Fly ash-based geopolymer mortar modified with silica fume, superplasticizer, and PET plastic waste

Department of Chemical Engineering, Faculty of Engineering, Universitas Diponegoro, Semarang, Indonesia

^* Corresponding author: aprilina.purbasari@che.undip.ac.id

Abstract

This study investigated the development of fly ash-based geopolymer mortar modified with silica fume, superplasticizer, and polyethylene terephthalate (PET) plastic waste. Fly ash, solid waste from coal combustion, was used as the main binder, with PET replacing 5-25% of fine aggregate. The addition of 4% silica fume increased compressive strength from 35.09 MPa to 36.67 MPa, while 1.5% naphthalene-based superplasticizer reduced it to 27.19 MPa due to its incompatibility with the fly ash-silica fume system. As for the addition of PET showed that 5% PET yielded the best performance among PET variants, achieving 29.33 MPa. SEM analysis confirmed improved compactness and reduced microcracks in PET–silica fume mixtures.

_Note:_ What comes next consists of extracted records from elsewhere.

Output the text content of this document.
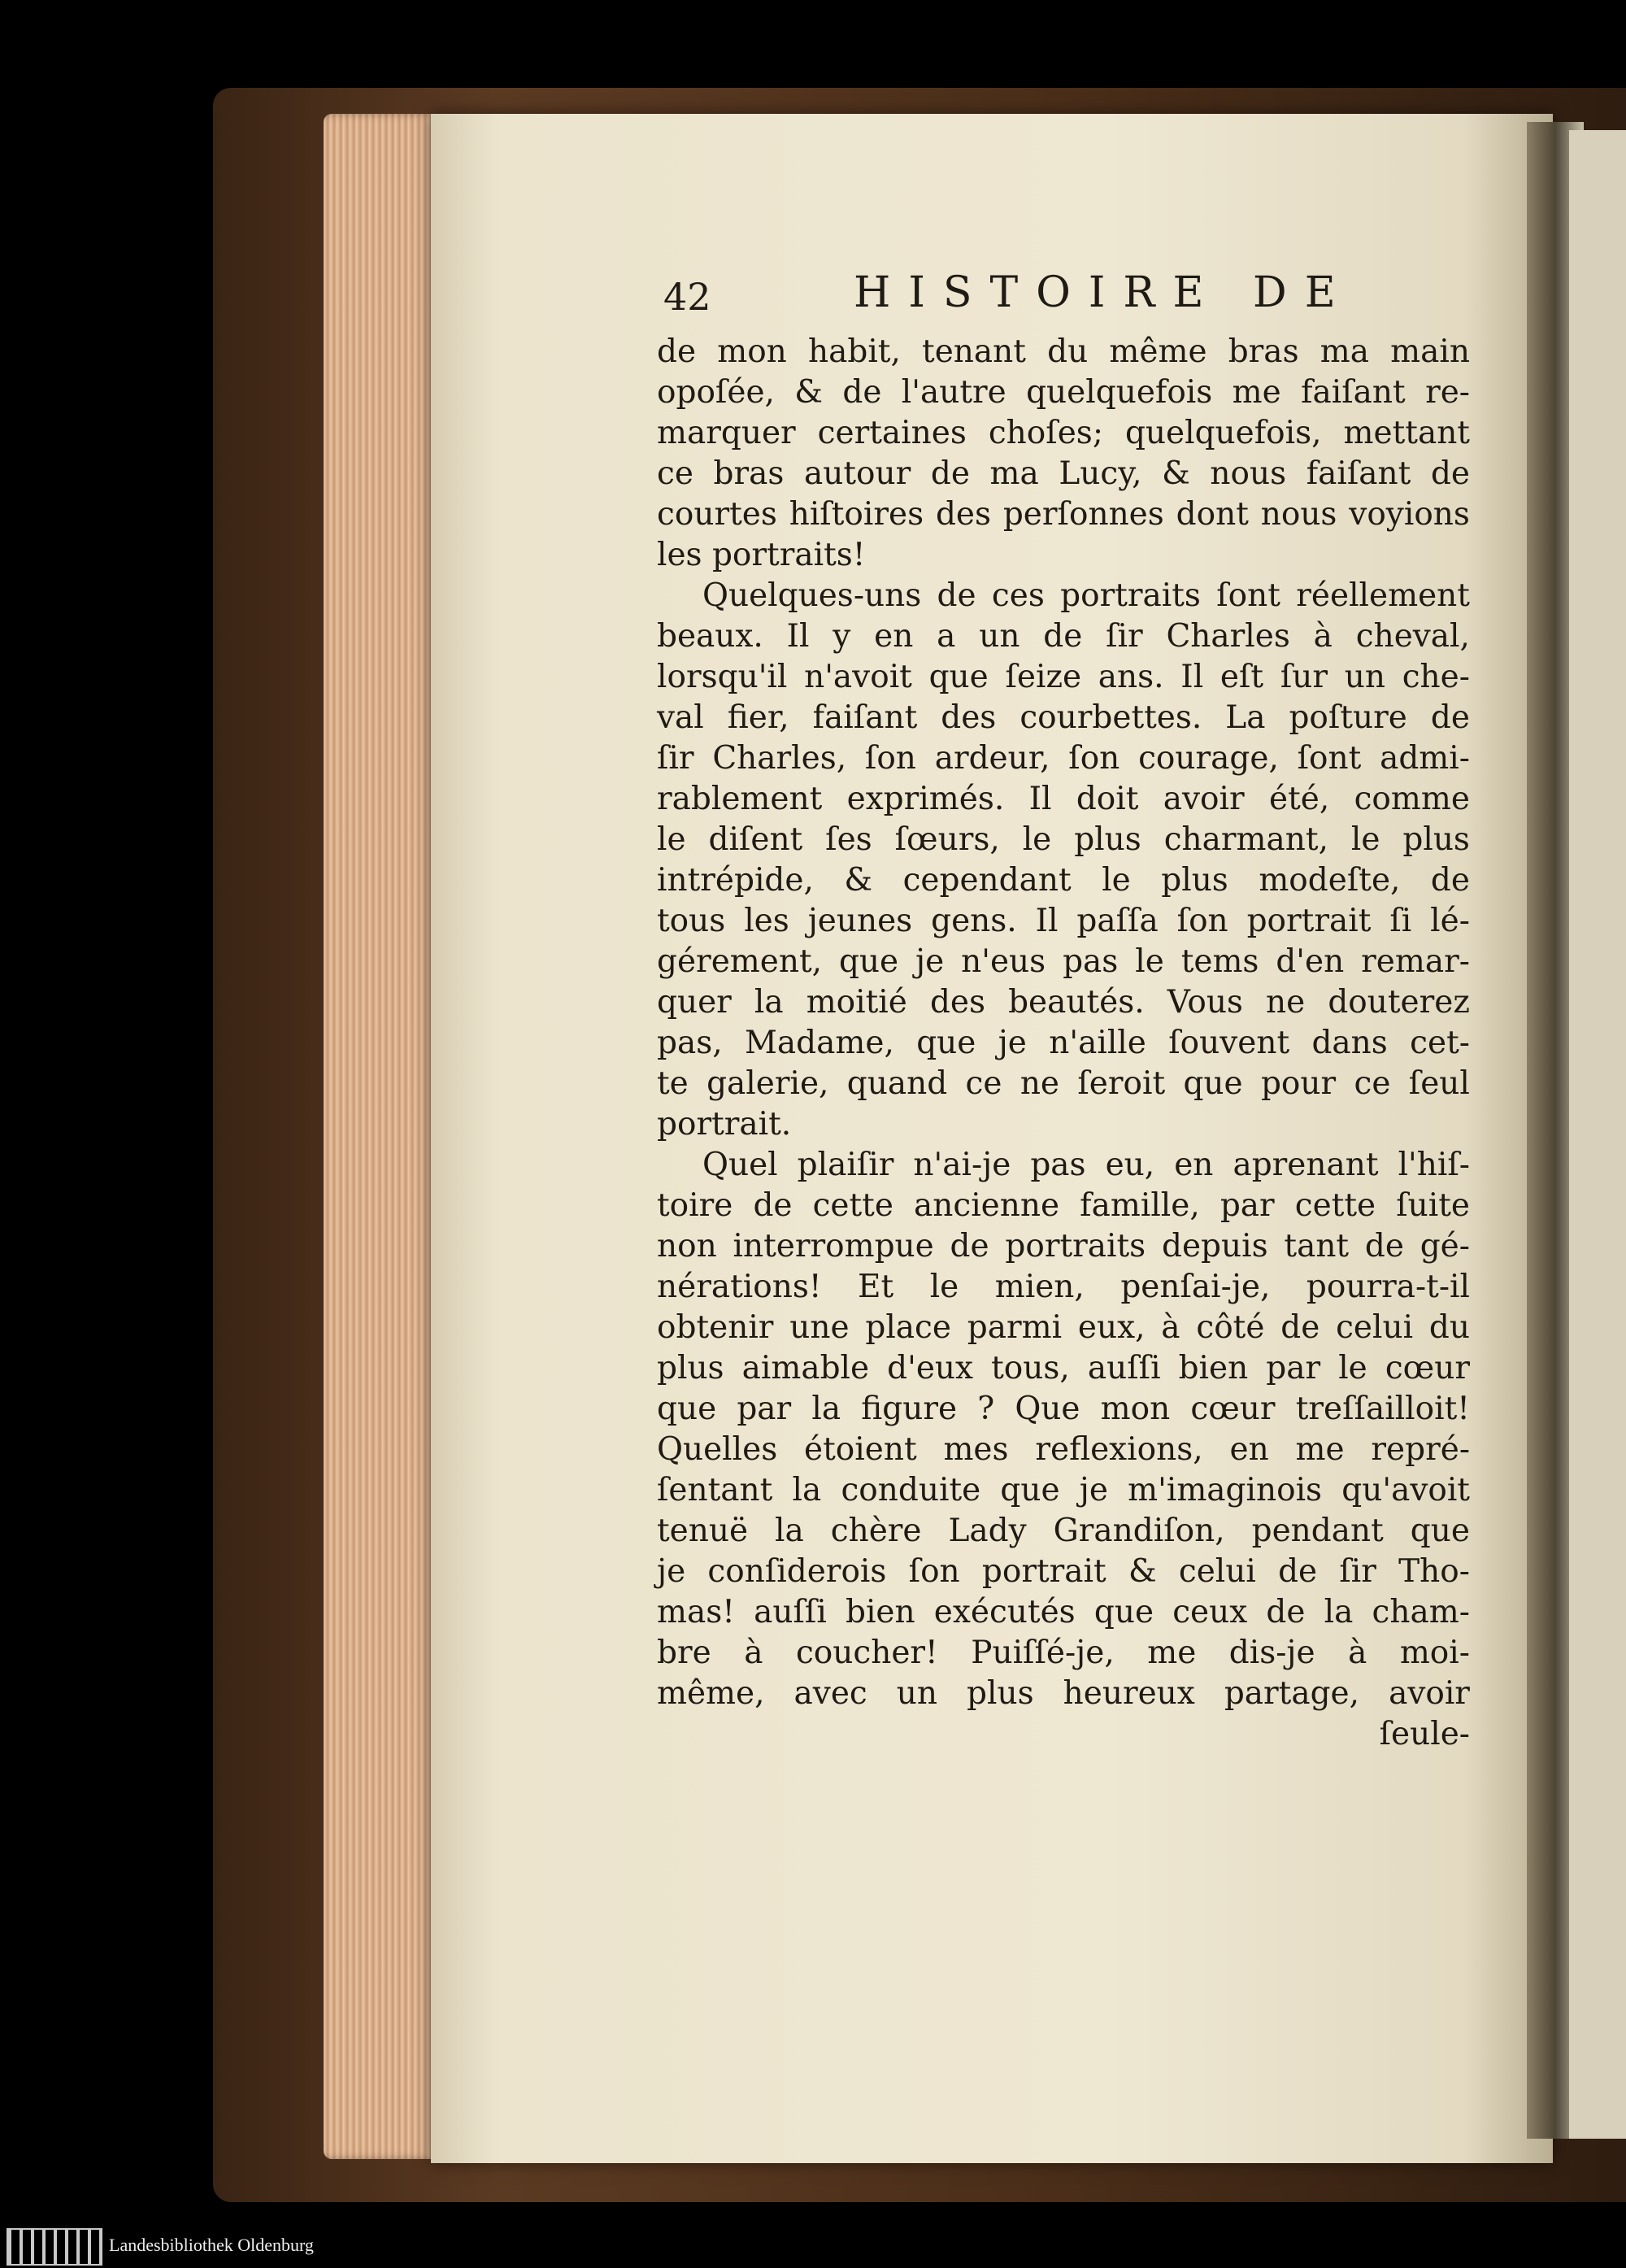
42	HISTOIRE DE
de mon habit, tenant du même bras ma main
opoſée, & de l'autre quelquefois me faiſant re-
marquer certaines choſes; quelquefois, mettant
ce bras autour de ma Lucy, & nous faiſant de
courtes hiſtoires des perſonnes dont nous voyions
les portraits!
Quelques-uns de ces portraits ſont réellement
beaux. Il y en a un de ſir Charles à cheval,
lorsqu'il n'avoit que ſeize ans. Il eſt ſur un che-
val fier, faiſant des courbettes. La poſture de
ſir Charles, ſon ardeur, ſon courage, ſont admi-
rablement exprimés. Il doit avoir été, comme
le diſent ſes ſœurs, le plus charmant, le plus
intrépide, & cependant le plus modeſte, de
tous les jeunes gens. Il paſſa ſon portrait ſi lé-
gérement, que je n'eus pas le tems d'en remar-
quer la moitié des beautés. Vous ne douterez
pas, Madame, que je n'aille ſouvent dans cet-
te galerie, quand ce ne ſeroit que pour ce ſeul
portrait.
Quel plaiſir n'ai-je pas eu, en aprenant l'hiſ-
toire de cette ancienne famille, par cette ſuite
non interrompue de portraits depuis tant de gé-
nérations! Et le mien, penſai-je, pourra-t-il
obtenir une place parmi eux, à côté de celui du
plus aimable d'eux tous, auſſi bien par le cœur
que par la figure ? Que mon cœur treſſailloit!
Quelles étoient mes reflexions, en me repré-
ſentant la conduite que je m'imaginois qu'avoit
tenuë la chère Lady Grandiſon, pendant que
je conſiderois ſon portrait & celui de ſir Tho-
mas! auſſi bien exécutés que ceux de la cham-
bre à coucher! Puiſſé-je, me dis-je à moi-
même, avec un plus heureux partage, avoir
ſeule-
Landesbibliothek Oldenburg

FTIR spectra revealed no chemical reaction between PET and the geopolymer matrix. Thermal tests showed enhanced early thermal resistance but decreased stability at higher temperatures due to PET degradation. The best mix of 4% silica fume and 5% PET without superplasticizer achieved compressive strength of 29.33 MPa after 28 days, exceeding the ASTM C270 Type M requirement of 17.2 MPa. With a dense and homogeneous microstructure and improved thermal behavior at moderate temperatures, this mortar is suitable for structural applications such as load-bearing walls and sustainable structural uses, provided it is not exposed to prolonged direct fire.